White River Junction VA Medical Center, White River Junction, VT, USA.
Geisel School of Medicine at Dartmouth, Hanover, NH, USA.
Psychol Med. 2021 Jun;51(8):1382-1391. doi: 10.1017/S0033291720000173. Epub 2020 Feb 17.
This study evaluated whether natural language processing (NLP) of psychotherapy note text provides additional accuracy over and above currently used suicide prediction models.
We used a cohort of Veterans Health Administration (VHA) users diagnosed with post-traumatic stress disorder (PTSD) between 2004-2013. Using a case-control design, cases (those that died by suicide during the year following diagnosis) were matched to controls (those that remained alive). After selecting conditional matches based on having shared mental health providers, we chose controls using a 5:1 nearest-neighbor propensity match based on the VHA's structured Electronic Medical Records (EMR)-based suicide prediction model. For cases, psychotherapist notes were collected from diagnosis until death. For controls, psychotherapist notes were collected from diagnosis until matched case's date of death. After ensuring similar numbers of notes, the final sample included 246 cases and 986 controls. Notes were analyzed using Sentiment Analysis and Cognition Engine, a Python-based NLP package. The output was evaluated using machine-learning algorithms. The area under the curve (AUC) was calculated to determine models' predictive accuracy.
NLP derived variables offered small but significant predictive improvement (AUC = 0.58) for patients that had longer treatment duration. A small sample size limited predictive accuracy.
Study identifies a novel method for measuring suicide risk over time and potentially categorizing patient subgroups with distinct risk sensitivities. Findings suggest leveraging NLP derived variables from psychotherapy notes offers an additional predictive value over and above the VHA's state-of-the-art structured EMR-based suicide prediction model. Replication with a larger non-PTSD specific sample is required.
本研究评估了自然语言处理(NLP)对心理治疗记录文本的分析是否能提高目前使用的自杀预测模型的准确性。

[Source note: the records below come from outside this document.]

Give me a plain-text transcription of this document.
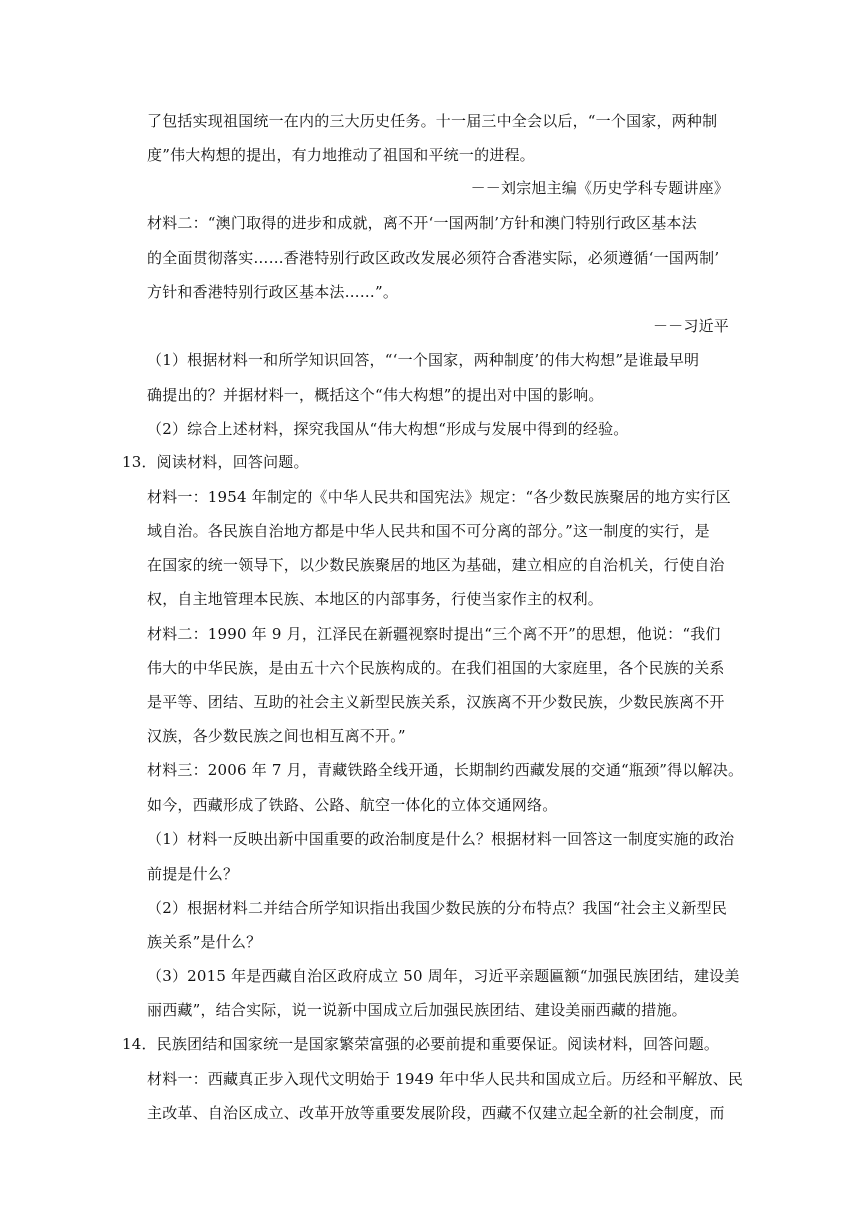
了包括实现祖国统一在内的三大历史任务。十一届三中全会以后，“一个国家，两种制
度”伟大构想的提出，有力地推动了祖国和平统一的进程。
－－刘宗旭主编《历史学科专题讲座》
材料二：“澳门取得的进步和成就，离不开‘一国两制’方针和澳门特别行政区基本法
的全面贯彻落实……香港特别行政区政改发展必须符合香港实际，必须遵循‘一国两制’
方针和香港特别行政区基本法……”。
－－习近平
（1）根据材料一和所学知识回答，“‘一个国家，两种制度’的伟大构想”是谁最早明
确提出的？并据材料一，概括这个“伟大构想”的提出对中国的影响。
（2）综合上述材料，探究我国从“伟大构想“形成与发展中得到的经验。
13．阅读材料，回答问题。
材料一：1954 年制定的《中华人民共和国宪法》规定：“各少数民族聚居的地方实行区
域自治。各民族自治地方都是中华人民共和国不可分离的部分。”这一制度的实行，是
在国家的统一领导下，以少数民族聚居的地区为基础，建立相应的自治机关，行使自治
权，自主地管理本民族、本地区的内部事务，行使当家作主的权利。
材料二：1990 年 9 月，江泽民在新疆视察时提出“三个离不开”的思想，他说：“我们
伟大的中华民族，是由五十六个民族构成的。在我们祖国的大家庭里，各个民族的关系
是平等、团结、互助的社会主义新型民族关系，汉族离不开少数民族，少数民族离不开
汉族，各少数民族之间也相互离不开。”
材料三：2006 年 7 月，青藏铁路全线开通，长期制约西藏发展的交通“瓶颈”得以解决。
如今，西藏形成了铁路、公路、航空一体化的立体交通网络。
（1）材料一反映出新中国重要的政治制度是什么？根据材料一回答这一制度实施的政治
前提是什么？
（2）根据材料二并结合所学知识指出我国少数民族的分布特点？我国“社会主义新型民
族关系”是什么？
（3）2015 年是西藏自治区政府成立 50 周年，习近平亲题匾额“加强民族团结，建设美
丽西藏”，结合实际，说一说新中国成立后加强民族团结、建设美丽西藏的措施。
14．民族团结和国家统一是国家繁荣富强的必要前提和重要保证。阅读材料，回答问题。
材料一：西藏真正步入现代文明始于 1949 年中华人民共和国成立后。历经和平解放、民
主改革、自治区成立、改革开放等重要发展阶段，西藏不仅建立起全新的社会制度，而
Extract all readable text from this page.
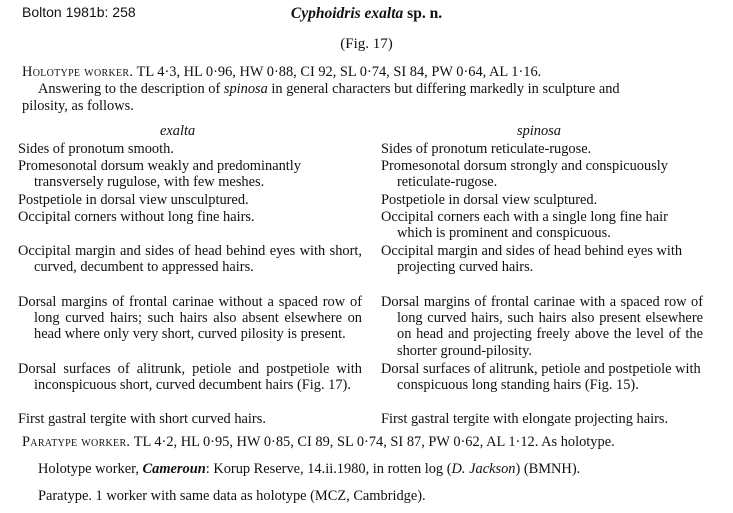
Bolton 1981b: 258	Cyphoidris exalta sp. n.
(Fig. 17)
Holotype worker. TL 4·3, HL 0·96, HW 0·88, CI 92, SL 0·74, SI 84, PW 0·64, AL 1·16.
Answering to the description of spinosa in general characters but differing markedly in sculpture and
pilosity, as follows.
exalta	spinosa
Sides of pronotum smooth.
Promesonotal dorsum weakly and predominantly transversely rugulose, with few meshes.
Postpetiole in dorsal view unsculptured.
Occipital corners without long fine hairs.
Occipital margin and sides of head behind eyes with short, curved, decumbent to appressed hairs.
Dorsal margins of frontal carinae without a spaced row of long curved hairs; such hairs also absent elsewhere on head where only very short, curved pilosity is present.
Dorsal surfaces of alitrunk, petiole and postpetiole with inconspicuous short, curved decumbent hairs (Fig. 17).
First gastral tergite with short curved hairs.
Sides of pronotum reticulate-rugose.
Promesonotal dorsum strongly and conspicuously reticulate-rugose.
Postpetiole in dorsal view sculptured.
Occipital corners each with a single long fine hair which is prominent and conspicuous.
Occipital margin and sides of head behind eyes with projecting curved hairs.
Dorsal margins of frontal carinae with a spaced row of long curved hairs, such hairs also present elsewhere on head and projecting freely above the level of the shorter ground-pilosity.
Dorsal surfaces of alitrunk, petiole and postpetiole with conspicuous long standing hairs (Fig. 15).
First gastral tergite with elongate projecting hairs.
Paratype worker. TL 4·2, HL 0·95, HW 0·85, CI 89, SL 0·74, SI 87, PW 0·62, AL 1·12. As holotype.
Holotype worker, Cameroun: Korup Reserve, 14.ii.1980, in rotten log (D. Jackson) (BMNH).
Paratype. 1 worker with same data as holotype (MCZ, Cambridge).
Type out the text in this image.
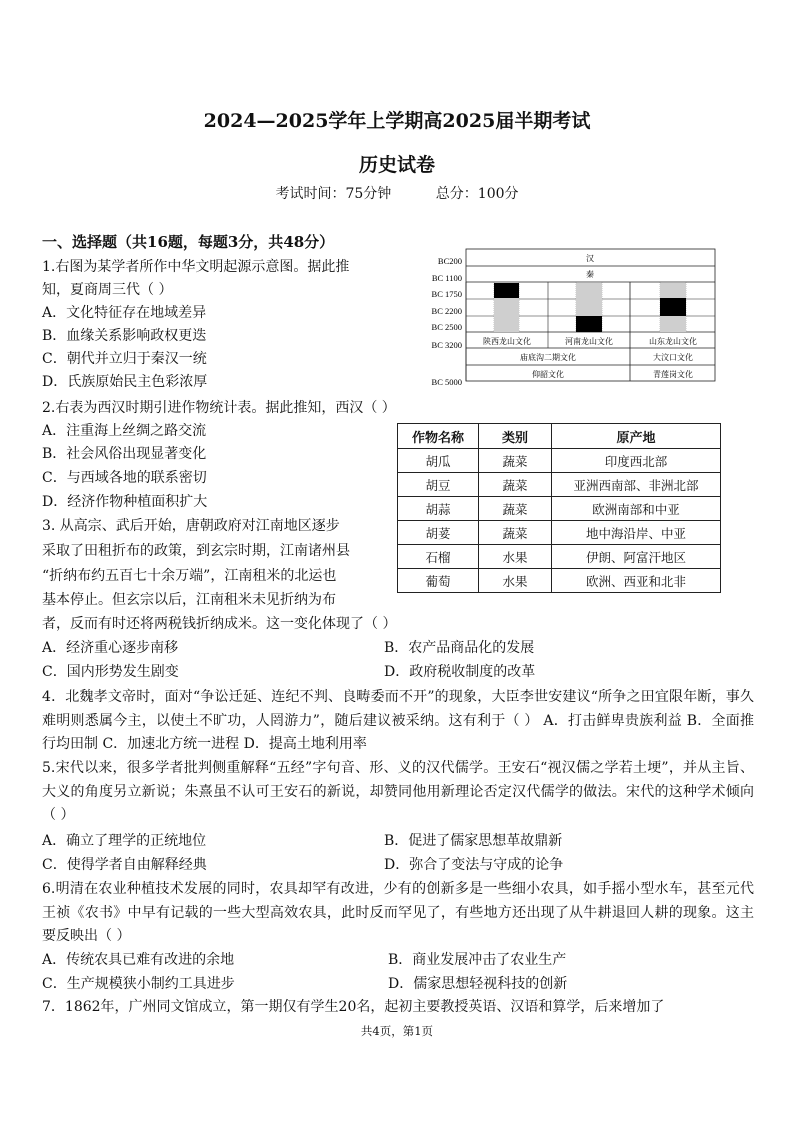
2024—2025学年上学期高2025届半期考试
历史试卷
考试时间：75分钟          总分：100分
一、选择题（共16题，每题3分，共48分）
1.右图为某学者所作中华文明起源示意图。据此推
知，夏商周三代（ ）
A．文化特征存在地域差异
B．血缘关系影响政权更迭
C．朝代并立归于秦汉一统
D．氏族原始民主色彩浓厚
BC200
BC 1100
BC 1750
BC 2200
BC 2500
BC 3200
BC 5000
汉
秦
陕西龙山文化	河南龙山文化	山东龙山文化
庙底沟二期文化	大汶口文化
仰韶文化	青莲岗文化
2.右表为西汉时期引进作物统计表。据此推知，西汉（ ）
A．注重海上丝绸之路交流
B．社会风俗出现显著变化
C．与西域各地的联系密切
D．经济作物种植面积扩大
作物名称	类别	原产地
胡瓜	蔬菜	印度西北部
胡豆	蔬菜	亚洲西南部、非洲北部
胡蒜	蔬菜	欧洲南部和中亚
胡荽	蔬菜	地中海沿岸、中亚
石榴	水果	伊朗、阿富汗地区
葡萄	水果	欧洲、西亚和北非
3. 从高宗、武后开始，唐朝政府对江南地区逐步
采取了田租折布的政策，到玄宗时期，江南诸州县
“折纳布约五百七十余万端”，江南租米的北运也
基本停止。但玄宗以后，江南租米未见折纳为布
者，反而有时还将两税钱折纳成米。这一变化体现了（ ）
A．经济重心逐步南移	B．农产品商品化的发展
C．国内形势发生剧变	D．政府税收制度的改革
4．北魏孝文帝时，面对“争讼迁延、连纪不判、良畴委而不开”的现象，大臣李世安建议“所争之田宜限年断，事久难明则悉属今主，以使土不旷功，人罔游力”，随后建议被采纳。这有利于（ ） A．打击鲜卑贵族利益 B．全面推行均田制 C．加速北方统一进程 D．提高土地利用率
5.宋代以来，很多学者批判侧重解释“五经”字句音、形、义的汉代儒学。王安石“视汉儒之学若土埂”，并从主旨、大义的角度另立新说；朱熹虽不认可王安石的新说，却赞同他用新理论否定汉代儒学的做法。宋代的这种学术倾向（ ）
A．确立了理学的正统地位	B．促进了儒家思想革故鼎新
C．使得学者自由解释经典	D．弥合了变法与守成的论争
6.明清在农业种植技术发展的同时，农具却罕有改进，少有的创新多是一些细小农具，如手摇小型水车，甚至元代王祯《农书》中早有记载的一些大型高效农具，此时反而罕见了，有些地方还出现了从牛耕退回人耕的现象。这主要反映出（ ）
A．传统农具已难有改进的余地	B．商业发展冲击了农业生产
C．生产规模狭小制约工具进步	D．儒家思想轻视科技的创新
7．1862年，广州同文馆成立，第一期仅有学生20名，起初主要教授英语、汉语和算学，后来增加了
共4页，第1页
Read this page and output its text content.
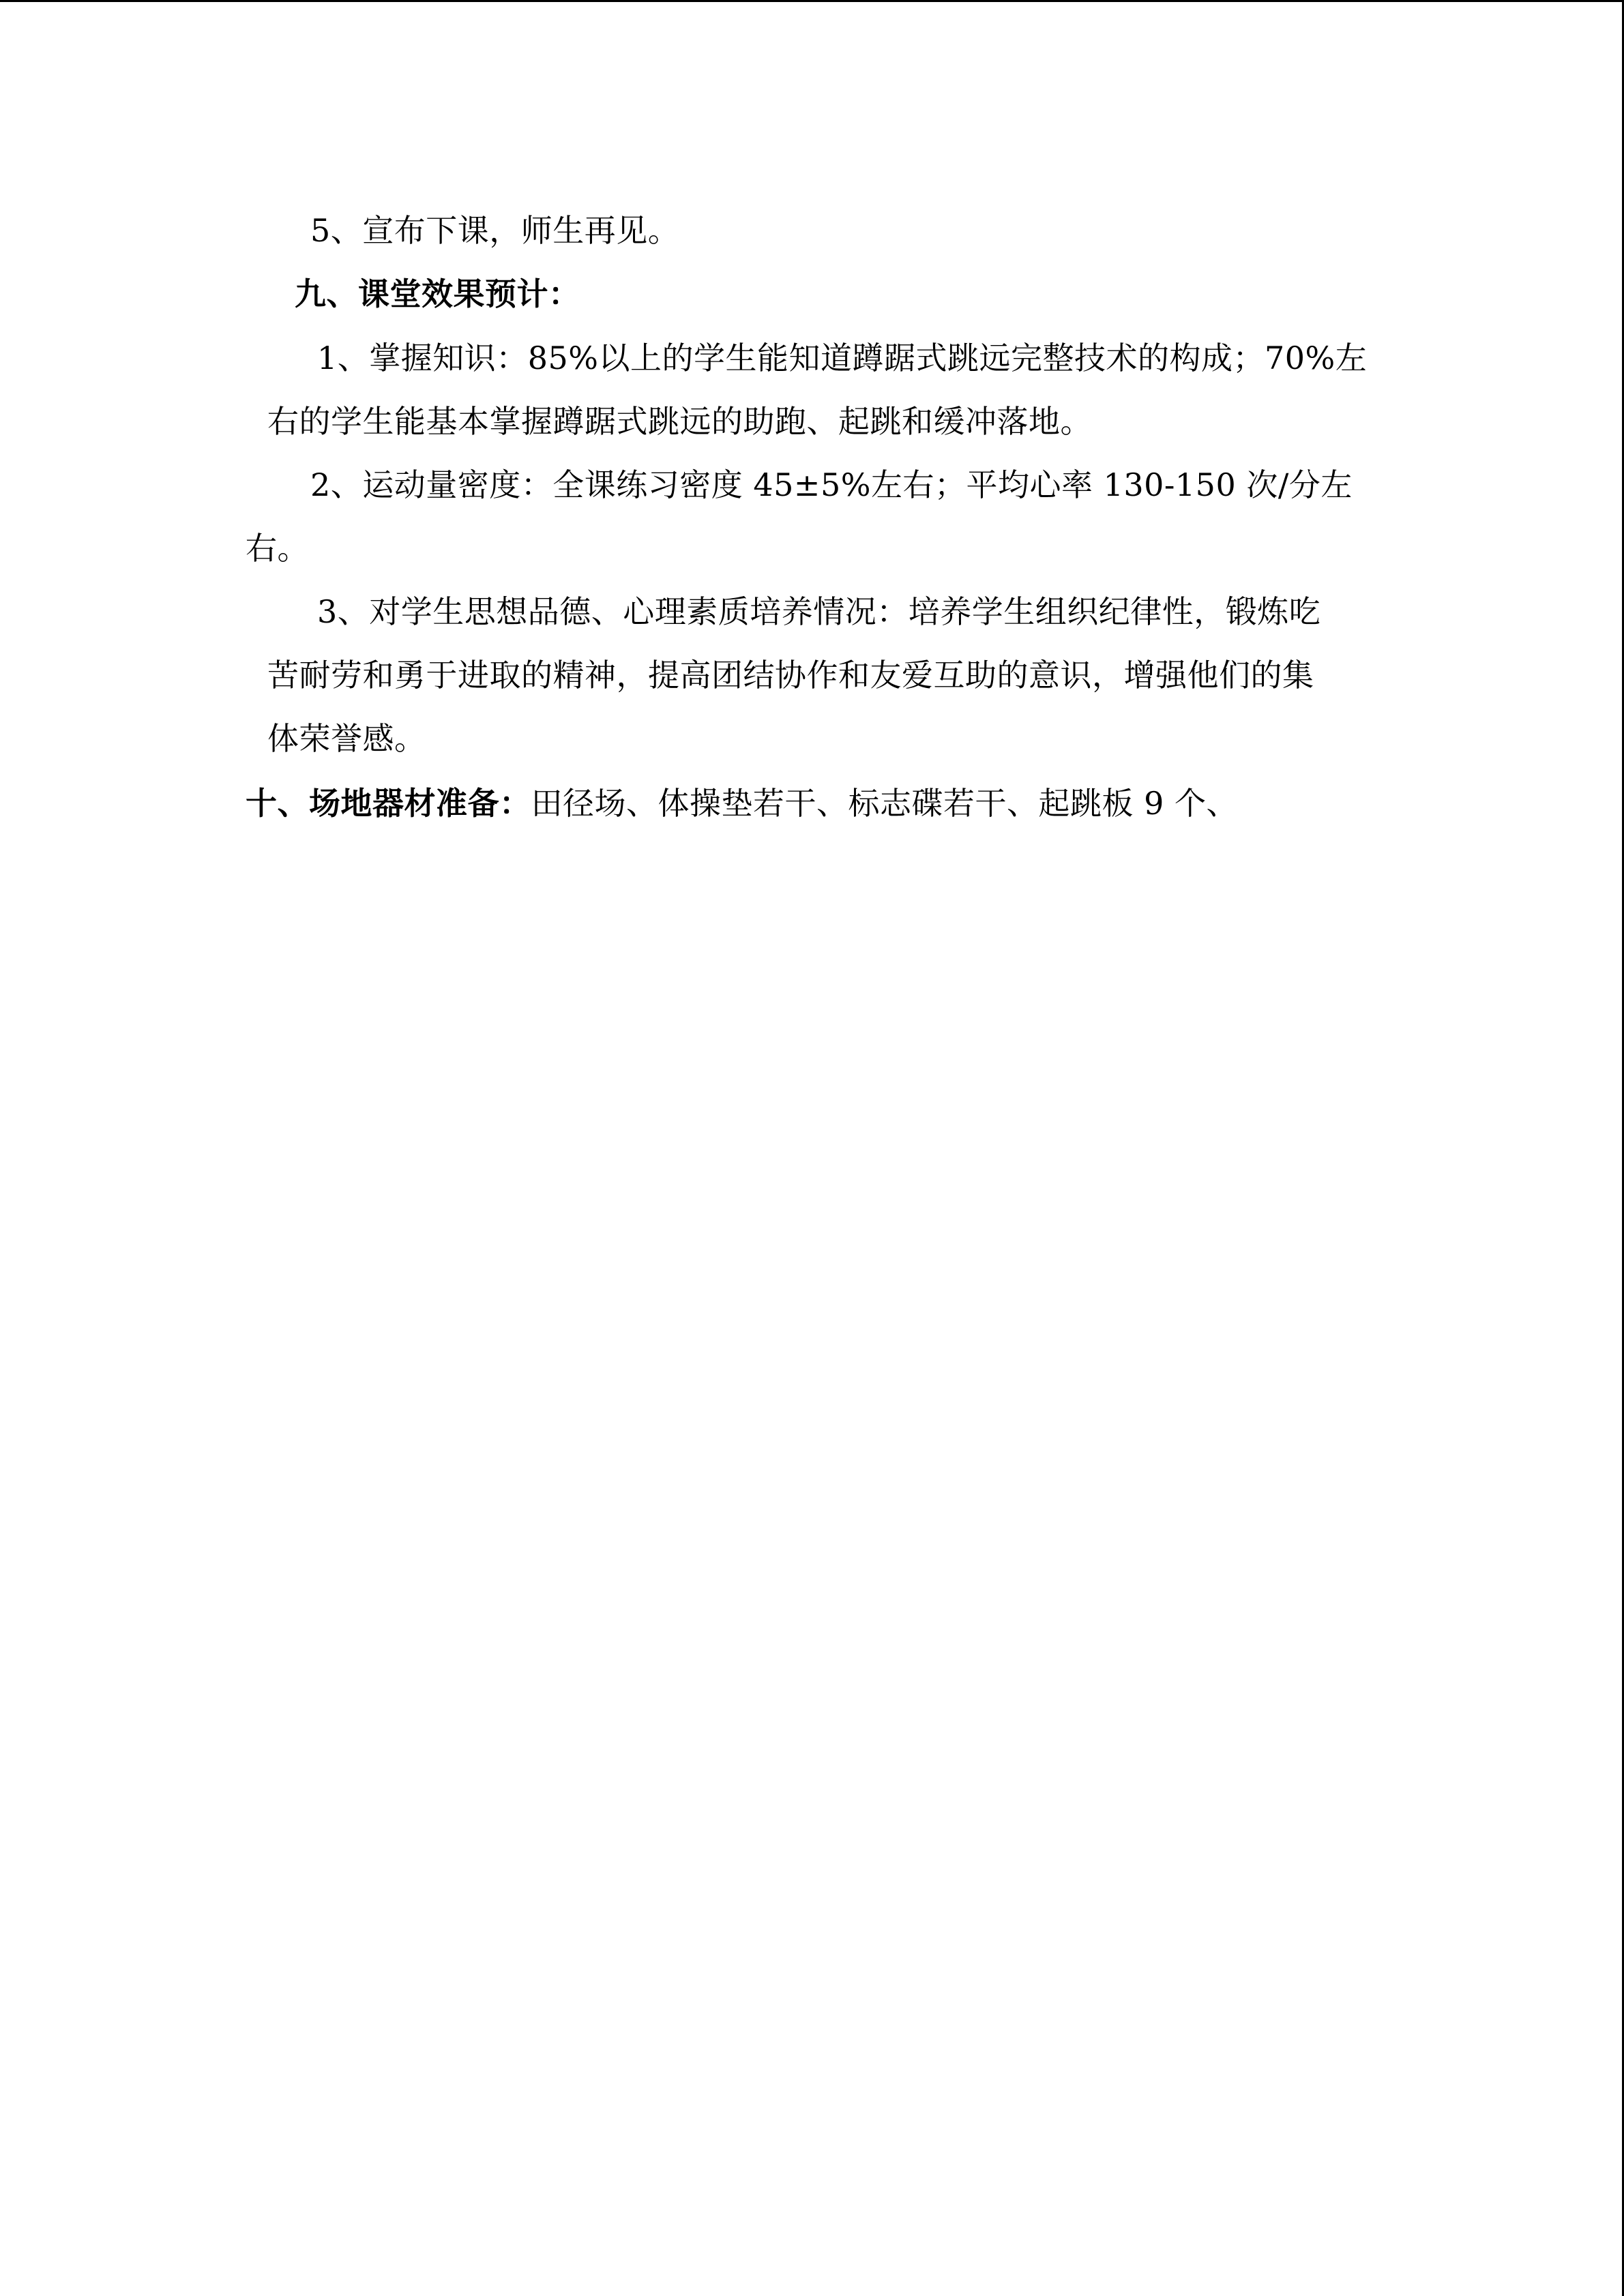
5、宣布下课，师生再见。
九、课堂效果预计：
1、掌握知识：85%以上的学生能知道蹲踞式跳远完整技术的构成；70%左
右的学生能基本掌握蹲踞式跳远的助跑、起跳和缓冲落地。
2、运动量密度：全课练习密度 45±5%左右；平均心率 130-150 次/分左
右。
3、对学生思想品德、心理素质培养情况：培养学生组织纪律性，锻炼吃
苦耐劳和勇于进取的精神，提高团结协作和友爱互助的意识，增强他们的集
体荣誉感。
十、场地器材准备：田径场、体操垫若干、标志碟若干、起跳板 9 个、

我们使用了一个 2004 年至 2013 年间被诊断患有创伤后应激障碍(PTSD)的退伍军人健康管理局(VHA)用户队列。采用病例对照设计,将在诊断后一年内自杀的病例(即死亡病例)与对照组(即存活病例)进行匹配。在根据共享心理健康提供者选择条件匹配后,我们根据 VHA 的结构化电子病历(EMR)自杀预测模型,以 5:1 的最近邻倾向匹配选择对照组。对于病例,从诊断到死亡收集心理治疗师的记录。对于对照组,从诊断到匹配病例的死亡日期收集心理治疗师的记录。在确保记录数量相似后,最终样本包括 246 例病例和 986 例对照组。使用基于 Python 的 NLP 包 Sentiment Analysis and Cognition Engine 对记录进行分析。使用机器学习算法评估输出结果。计算曲线下面积(AUC)以确定模型的预测准确性。
NLP 衍生变量为治疗时间较长的患者提供了较小但有意义的预测改善(AUC = 0.58)。样本量小限制了预测准确性。
该研究确定了一种随着时间推移测量自杀风险的新方法,并可能对具有不同风险敏感性的患者亚组进行分类。研究结果表明,利用心理治疗记录中的 NLP 衍生变量提供了比 VHA 基于先进的结构化 EMR 的自杀预测模型更高的附加预测价值。需要使用更大的非 PTSD 特定样本进行复制。